Holy Precursor is a meditation on the cycle of presence and absence, the after-life of traces, and nature as a solemn witness of history in the present. The video explores the juxtaposition of the rural everyday and fragments of ancient holy practices in the fabric of buildings in a village in Eastern Anatolia, Turkey. In Holy Precursor the eye touches and the ear sees: deciphering the palimpsest that is the physical world, moving between sediments of ancient and recent history in landscapes, stones and songs, immersed in a rhythm of visual and auditory hallucination. The sonic journey through shifting materialities is accompanied by the wind and underscored by Lucretius’ theory of atoms.

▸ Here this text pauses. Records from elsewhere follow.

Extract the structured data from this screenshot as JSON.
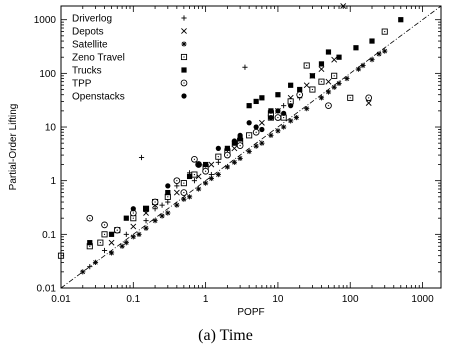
{
  "chart_data": {
    "type": "scatter",
    "title": "",
    "xlabel": "POPF",
    "ylabel": "Partial-Order Lifting",
    "xscale": "log",
    "yscale": "log",
    "xlim": [
      0.01,
      1800
    ],
    "ylim": [
      0.01,
      1800
    ],
    "xticks": [
      {
        "value": 0.01,
        "label": "0.01"
      },
      {
        "value": 0.1,
        "label": "0.1"
      },
      {
        "value": 1,
        "label": "1"
      },
      {
        "value": 10,
        "label": "10"
      },
      {
        "value": 100,
        "label": "100"
      },
      {
        "value": 1000,
        "label": "1000"
      }
    ],
    "yticks": [
      {
        "value": 0.01,
        "label": "0.01"
      },
      {
        "value": 0.1,
        "label": "0.1"
      },
      {
        "value": 1,
        "label": "1"
      },
      {
        "value": 10,
        "label": "10"
      },
      {
        "value": 100,
        "label": "100"
      },
      {
        "value": 1000,
        "label": "1000"
      }
    ],
    "grid": false,
    "legend_position": "top-left",
    "reference_line": "y = x",
    "series": [
      {
        "name": "Driverlog",
        "marker": "plus",
        "points": [
          [
            0.13,
            2.7
          ],
          [
            0.025,
            0.025
          ],
          [
            0.04,
            0.05
          ],
          [
            0.08,
            0.1
          ],
          [
            0.15,
            0.18
          ],
          [
            0.2,
            0.3
          ],
          [
            0.3,
            0.4
          ],
          [
            0.5,
            0.6
          ],
          [
            0.7,
            1.0
          ],
          [
            1.0,
            1.5
          ],
          [
            1.5,
            2.2
          ],
          [
            2.0,
            3.0
          ],
          [
            3.0,
            5.0
          ],
          [
            5.0,
            8.0
          ],
          [
            4.0,
            7.0
          ],
          [
            8.0,
            15.0
          ],
          [
            12.0,
            25.0
          ],
          [
            20.0,
            35.0
          ],
          [
            3.5,
            130.0
          ],
          [
            0.06,
            0.12
          ],
          [
            0.1,
            0.2
          ],
          [
            0.4,
            0.8
          ],
          [
            0.25,
            0.35
          ],
          [
            0.6,
            1.4
          ],
          [
            1.2,
            1.3
          ]
        ]
      },
      {
        "name": "Depots",
        "marker": "x",
        "points": [
          [
            0.05,
            0.07
          ],
          [
            0.1,
            0.14
          ],
          [
            0.2,
            0.35
          ],
          [
            0.4,
            0.6
          ],
          [
            0.8,
            1.2
          ],
          [
            1.2,
            2.0
          ],
          [
            2.5,
            4.0
          ],
          [
            4.0,
            7.0
          ],
          [
            6.0,
            12.0
          ],
          [
            10.0,
            20.0
          ],
          [
            15.0,
            35.0
          ],
          [
            25.0,
            60.0
          ],
          [
            40.0,
            120.0
          ],
          [
            60.0,
            180.0
          ],
          [
            80.0,
            1800.0
          ],
          [
            180.0,
            28.0
          ],
          [
            0.3,
            0.5
          ],
          [
            0.15,
            0.25
          ],
          [
            30.0,
            90.0
          ],
          [
            50.0,
            70.0
          ]
        ]
      },
      {
        "name": "Satellite",
        "marker": "asterisk",
        "points": [
          [
            0.02,
            0.02
          ],
          [
            0.03,
            0.03
          ],
          [
            0.05,
            0.045
          ],
          [
            0.07,
            0.06
          ],
          [
            0.1,
            0.09
          ],
          [
            0.15,
            0.13
          ],
          [
            0.2,
            0.18
          ],
          [
            0.3,
            0.25
          ],
          [
            0.4,
            0.35
          ],
          [
            0.6,
            0.5
          ],
          [
            0.8,
            0.7
          ],
          [
            1.0,
            0.9
          ],
          [
            1.5,
            1.3
          ],
          [
            2.0,
            1.8
          ],
          [
            3.0,
            2.6
          ],
          [
            4.0,
            3.5
          ],
          [
            6.0,
            5.0
          ],
          [
            8.0,
            7.0
          ],
          [
            12.0,
            10.0
          ],
          [
            18.0,
            15.0
          ],
          [
            25.0,
            22.0
          ],
          [
            40.0,
            35.0
          ],
          [
            60.0,
            55.0
          ],
          [
            90.0,
            80.0
          ],
          [
            130.0,
            120.0
          ],
          [
            200.0,
            180.0
          ],
          [
            300.0,
            260.0
          ],
          [
            0.12,
            0.1
          ],
          [
            0.5,
            0.45
          ],
          [
            2.5,
            2.2
          ],
          [
            10.0,
            8.5
          ],
          [
            50.0,
            45.0
          ],
          [
            150.0,
            140.0
          ],
          [
            250.0,
            230.0
          ],
          [
            0.08,
            0.07
          ],
          [
            0.25,
            0.22
          ],
          [
            1.2,
            1.1
          ],
          [
            5.0,
            4.4
          ],
          [
            15.0,
            13.0
          ],
          [
            70.0,
            65.0
          ]
        ]
      },
      {
        "name": "Zeno Travel",
        "marker": "square-dot",
        "points": [
          [
            0.01,
            0.04
          ],
          [
            0.025,
            0.06
          ],
          [
            0.04,
            0.1
          ],
          [
            0.06,
            0.12
          ],
          [
            0.1,
            0.2
          ],
          [
            0.15,
            0.3
          ],
          [
            0.3,
            0.5
          ],
          [
            0.5,
            0.9
          ],
          [
            1.0,
            1.8
          ],
          [
            2.0,
            3.5
          ],
          [
            4.0,
            7.0
          ],
          [
            8.0,
            15.0
          ],
          [
            15.0,
            30.0
          ],
          [
            25.0,
            140.0
          ],
          [
            30.0,
            50.0
          ],
          [
            60.0,
            90.0
          ],
          [
            100.0,
            35.0
          ],
          [
            8.0,
            18.0
          ],
          [
            3.0,
            5.5
          ],
          [
            0.7,
            1.3
          ],
          [
            0.2,
            0.4
          ],
          [
            1.5,
            2.8
          ],
          [
            40.0,
            70.0
          ],
          [
            300.0,
            600.0
          ],
          [
            12.0,
            15.0
          ],
          [
            0.035,
            0.07
          ]
        ]
      },
      {
        "name": "Trucks",
        "marker": "filled-square",
        "points": [
          [
            0.025,
            0.07
          ],
          [
            0.05,
            0.1
          ],
          [
            0.08,
            0.2
          ],
          [
            0.15,
            0.3
          ],
          [
            0.3,
            0.6
          ],
          [
            0.6,
            1.2
          ],
          [
            1.0,
            2.0
          ],
          [
            2.0,
            4.0
          ],
          [
            3.0,
            6.0
          ],
          [
            5.0,
            30.0
          ],
          [
            8.0,
            20.0
          ],
          [
            15.0,
            60.0
          ],
          [
            20.0,
            50.0
          ],
          [
            30.0,
            90.0
          ],
          [
            40.0,
            150.0
          ],
          [
            70.0,
            200.0
          ],
          [
            120.0,
            300.0
          ],
          [
            200.0,
            400.0
          ],
          [
            500.0,
            1000.0
          ],
          [
            4.0,
            25.0
          ],
          [
            6.0,
            35.0
          ],
          [
            2.5,
            5.0
          ],
          [
            10.0,
            40.0
          ],
          [
            50.0,
            250.0
          ]
        ]
      },
      {
        "name": "TPP",
        "marker": "circle-dot",
        "points": [
          [
            0.025,
            0.2
          ],
          [
            0.04,
            0.15
          ],
          [
            0.06,
            0.12
          ],
          [
            0.1,
            0.25
          ],
          [
            0.2,
            0.4
          ],
          [
            0.4,
            1.0
          ],
          [
            0.7,
            2.5
          ],
          [
            1.0,
            1.5
          ],
          [
            2.0,
            3.0
          ],
          [
            5.0,
            8.0
          ],
          [
            10.0,
            15.0
          ],
          [
            20.0,
            40.0
          ],
          [
            50.0,
            25.0
          ],
          [
            180.0,
            35.0
          ],
          [
            0.5,
            0.6
          ],
          [
            3.0,
            4.5
          ],
          [
            0.8,
            2.0
          ]
        ]
      },
      {
        "name": "Openstacks",
        "marker": "filled-circle",
        "points": [
          [
            0.1,
            0.3
          ],
          [
            0.3,
            0.8
          ],
          [
            0.8,
            2.0
          ],
          [
            1.5,
            4.0
          ],
          [
            3.0,
            7.0
          ],
          [
            5.0,
            10.0
          ],
          [
            8.0,
            15.0
          ],
          [
            10.0,
            20.0
          ],
          [
            15.0,
            25.0
          ],
          [
            4.0,
            12.0
          ],
          [
            6.0,
            9.0
          ],
          [
            2.5,
            5.5
          ],
          [
            12.0,
            18.0
          ]
        ]
      }
    ]
  },
  "caption": "(a) Time"
}
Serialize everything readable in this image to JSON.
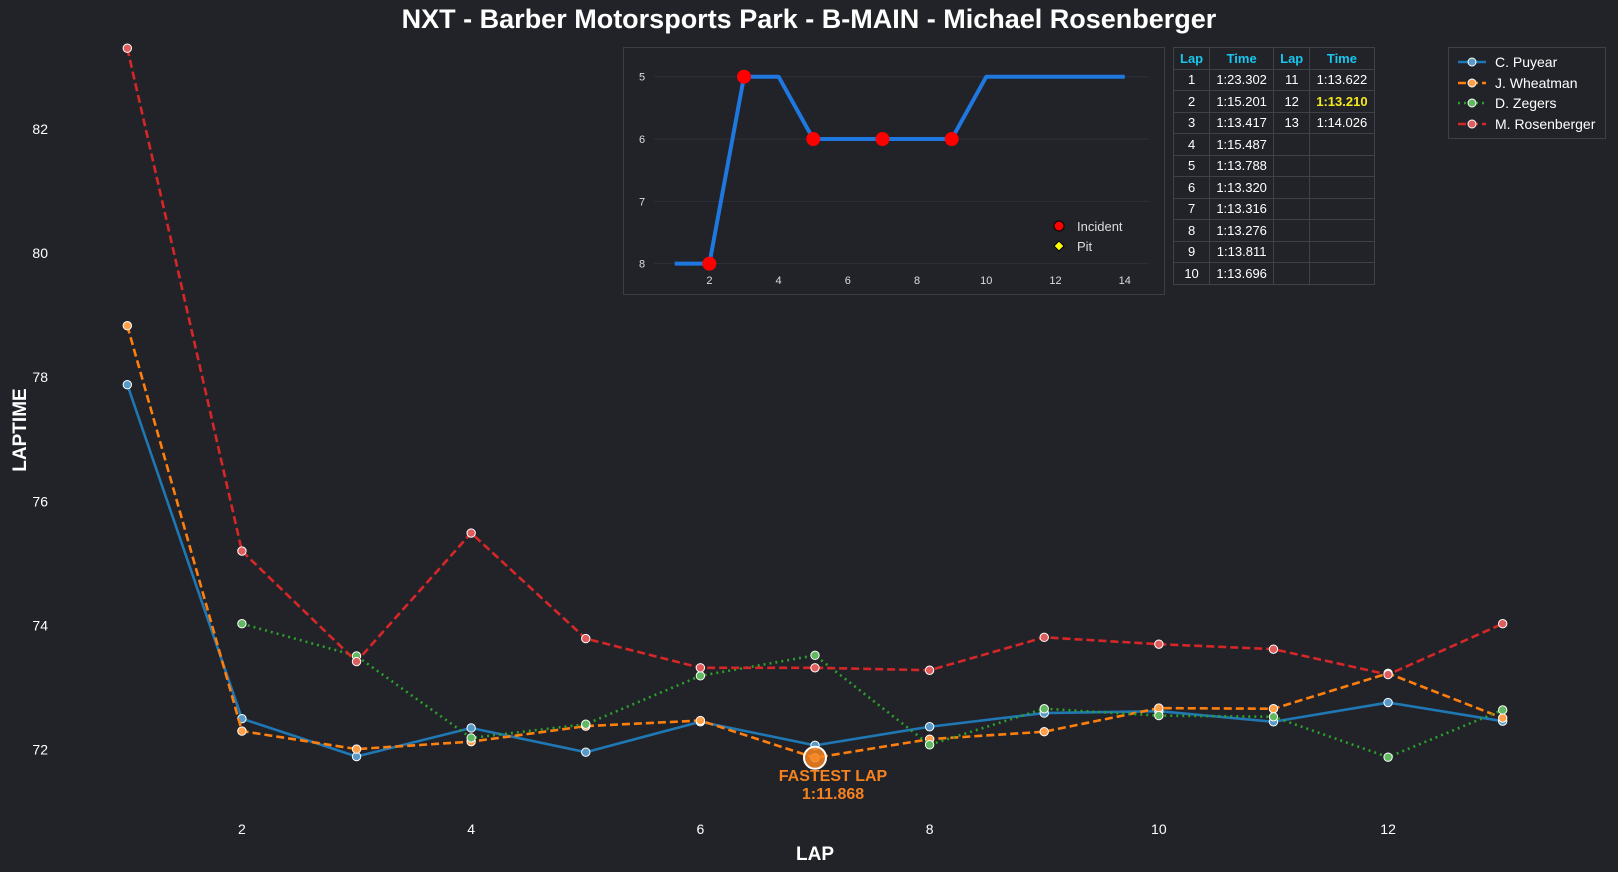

Holy Precursor is set in and around a Kurdish village which was built on the site of the ancient Armenian monastery of Surb Karapet, one of the most important sites of Armenian pilgrimage. Partially destroyed during the Armenian genocide in 1915, the monastery was finally reduced to rubble by the Turkish military in the 1960s as part of an ongoing practice aimed at erasing all signs of Armenian cultural heritage in Turkey. The village was built using the stones of the blown-up remains of the monastery.
Among the richest and most revered institutions in Ottoman Armenia, Surb Karapet was founded in the fourth century by Saint Gregory the Illuminator at the location of a pagan temple. The monastery is named after Saint John the Baptist, whose body was moved there from Caesarea, taking the place of Demeter, the Greek mother-godess of harvest, who presides over the fertility of the earth, the seasons and the cycle of life and death. In more recent history, Eastern Anatolia became the centre of the Kurdish separatist guerilla war during which many Kurdish villages were destroyed and tens of thousands killed.